When reddit goes dark on Monday, there will be a horde of people looking for an alternative. When the APIs go dark at the end of the month, another horde will come. When /u/spez says just about anything, it’ll happen again. What can we do to prep here for that? How can we attract good moderators to moderate communities here?
Just listing things I noticed from the twitter/mastodon migration:
- Mastodon had a few thousand signups per hour during the peak times.
- Having a single instance (or even a small number) really simplifies the signup process. How can we scale lemmy.ml and other big instances now to prep for Monday?
- I’m seeing communities already pop up (/c/earthporn, /c/photography and my favorite /c/jeep). If we can keep content flowing through some of the big communities, it’ll help people come back on Tuesday. (On a Sunday night at 7pm MDT, the backend on lemmy.ml is getting crushed and posting is haphazardly working for me…)
- A good intro doc would help folks get up to speed faster (this is how lemmy/fediverse works, he’s a list of mobile apps you can use, here’s how to sign up on patreon… etc).
Scaling lemmy.ml, beehaw.org, and lemmy.one (those are the ones mentioned in the pinned post for “joining”) is probably the biggest priority. If owners of these instances need money to pay for server fees, expertise with server migrations, deployments, scaling, dev work, etc, they really need to communicate.
The proverbial “call to arms” would be appropriate.
We’ve got lots of super nerdy folks here that can donate time/money.

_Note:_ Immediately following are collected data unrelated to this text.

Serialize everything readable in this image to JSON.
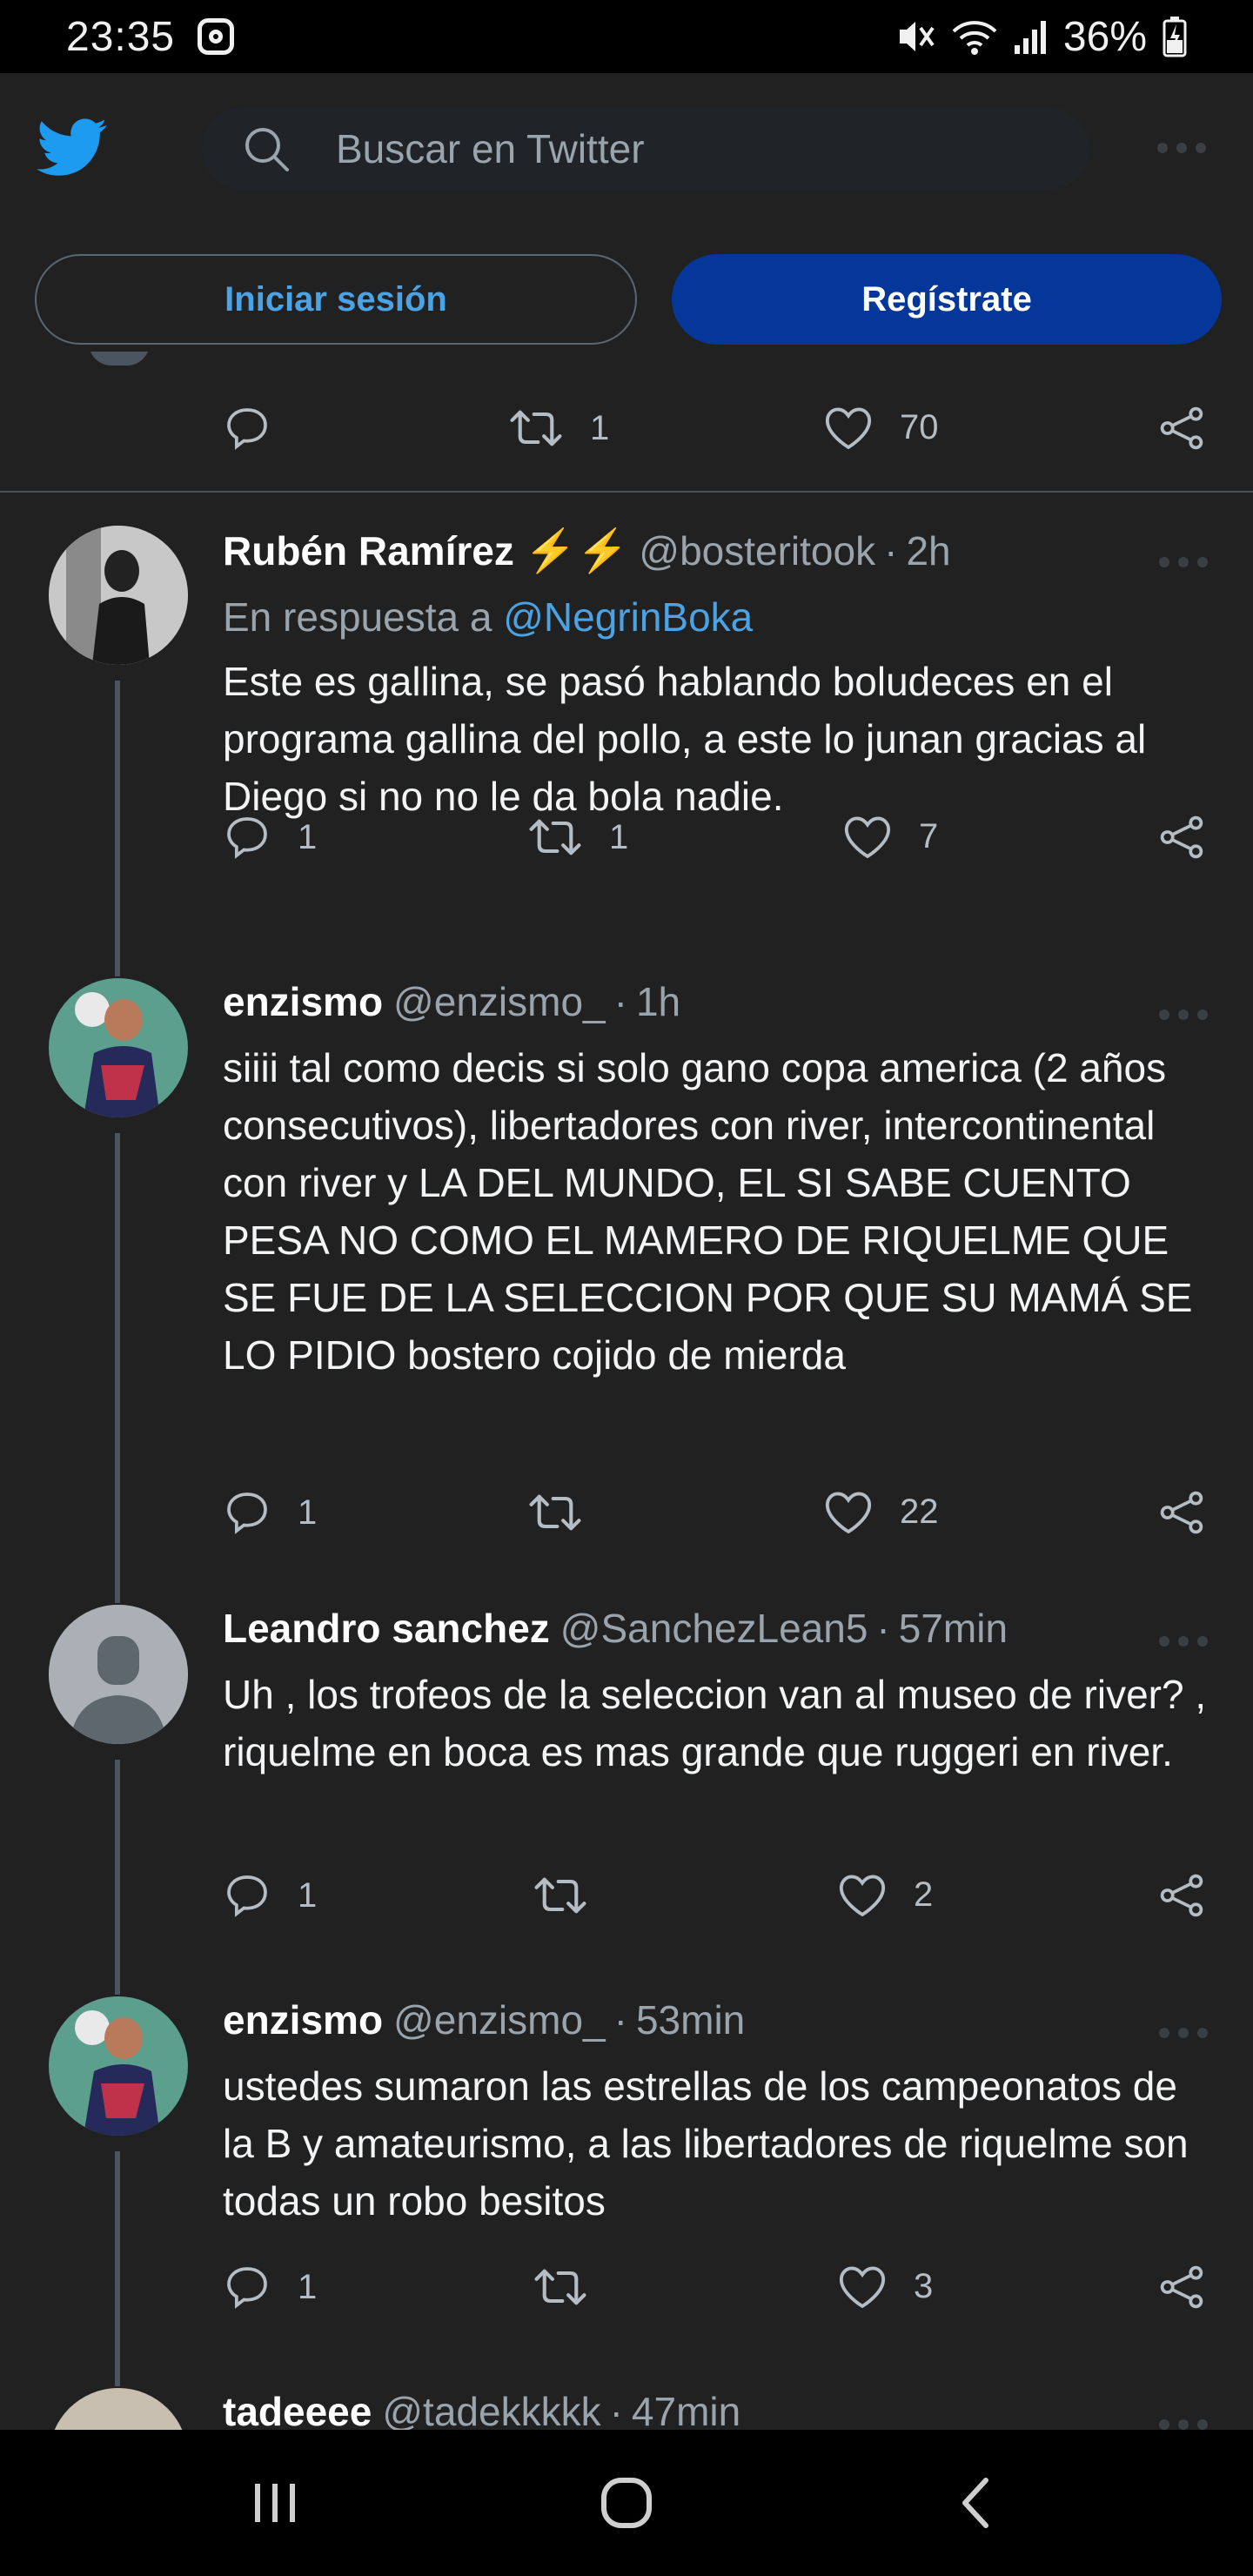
{
  "status_bar": {
    "time": "23:35",
    "battery": "36%",
    "icons": [
      "instagram-icon",
      "mute-icon",
      "wifi-icon",
      "signal-icon",
      "battery-icon"
    ]
  },
  "header": {
    "logo": "twitter-bird-icon",
    "search_placeholder": "Buscar en Twitter",
    "login_label": "Iniciar sesión",
    "signup_label": "Regístrate"
  },
  "colors": {
    "background": "#212121",
    "accent": "#4ba3e3",
    "signup": "#05379a",
    "muted": "#9aa4ad"
  },
  "prev_tweet": {
    "replies": "",
    "retweets": "1",
    "likes": "70"
  },
  "tweets": [
    {
      "name": "Rubén Ramírez",
      "emoji": "⚡⚡",
      "handle": "@bosteritook",
      "time": "2h",
      "reply_prefix": "En respuesta a",
      "reply_to": "@NegrinBoka",
      "text": "Este es gallina, se pasó hablando boludeces en el programa gallina del pollo, a este lo junan gracias al Diego si no no le da bola nadie.",
      "replies": "1",
      "retweets": "1",
      "likes": "7"
    },
    {
      "name": "enzismo",
      "handle": "@enzismo_",
      "time": "1h",
      "text": "siiii tal como decis si solo gano copa america (2 años consecutivos), libertadores con river, intercontinental con river y LA DEL MUNDO, EL SI SABE CUENTO PESA NO COMO EL MAMERO DE RIQUELME QUE SE FUE DE LA SELECCION POR QUE SU MAMÁ SE LO PIDIO bostero cojido de mierda",
      "replies": "1",
      "retweets": "",
      "likes": "22"
    },
    {
      "name": "Leandro sanchez",
      "handle": "@SanchezLean5",
      "time": "57min",
      "text": "Uh , los trofeos de la seleccion van  al  museo de river?  , riquelme en boca es mas grande que ruggeri en river.",
      "replies": "1",
      "retweets": "",
      "likes": "2"
    },
    {
      "name": "enzismo",
      "handle": "@enzismo_",
      "time": "53min",
      "text": "ustedes sumaron las estrellas de los campeonatos de la B y amateurismo, a las libertadores de riquelme son todas un robo besitos",
      "replies": "1",
      "retweets": "",
      "likes": "3"
    },
    {
      "name": "tadeeee",
      "handle": "@tadekkkkk",
      "time": "47min"
    }
  ]
}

Personally, I’m not sure how I can help right now. (Currently subbed on Patreon, but that’s it).
I actually don’t think there will be a big change.
Could be wrong but I think it will continue to be a drip of users coming in, not a big explosion on one day.
The context I’m using to predict the “big change” is the way the twitter/mastodon migration happened. Musk would do something, and literally within the same hour, thousands of new accounts would be created on mastodon and all those new users were flexing the various features in the platform to find accounts to follow and post content. With that history, I feel like “a drip” of users is unlikely - it’ll be more like waves from multiple tsunamis.
If things play out the way I’m expecting they will, we really will need instance owners to stand up, ask for the help they need and coordinate those efforts. Otherwise, users like me will just post meandering comments like this one, wondering what we can do to help.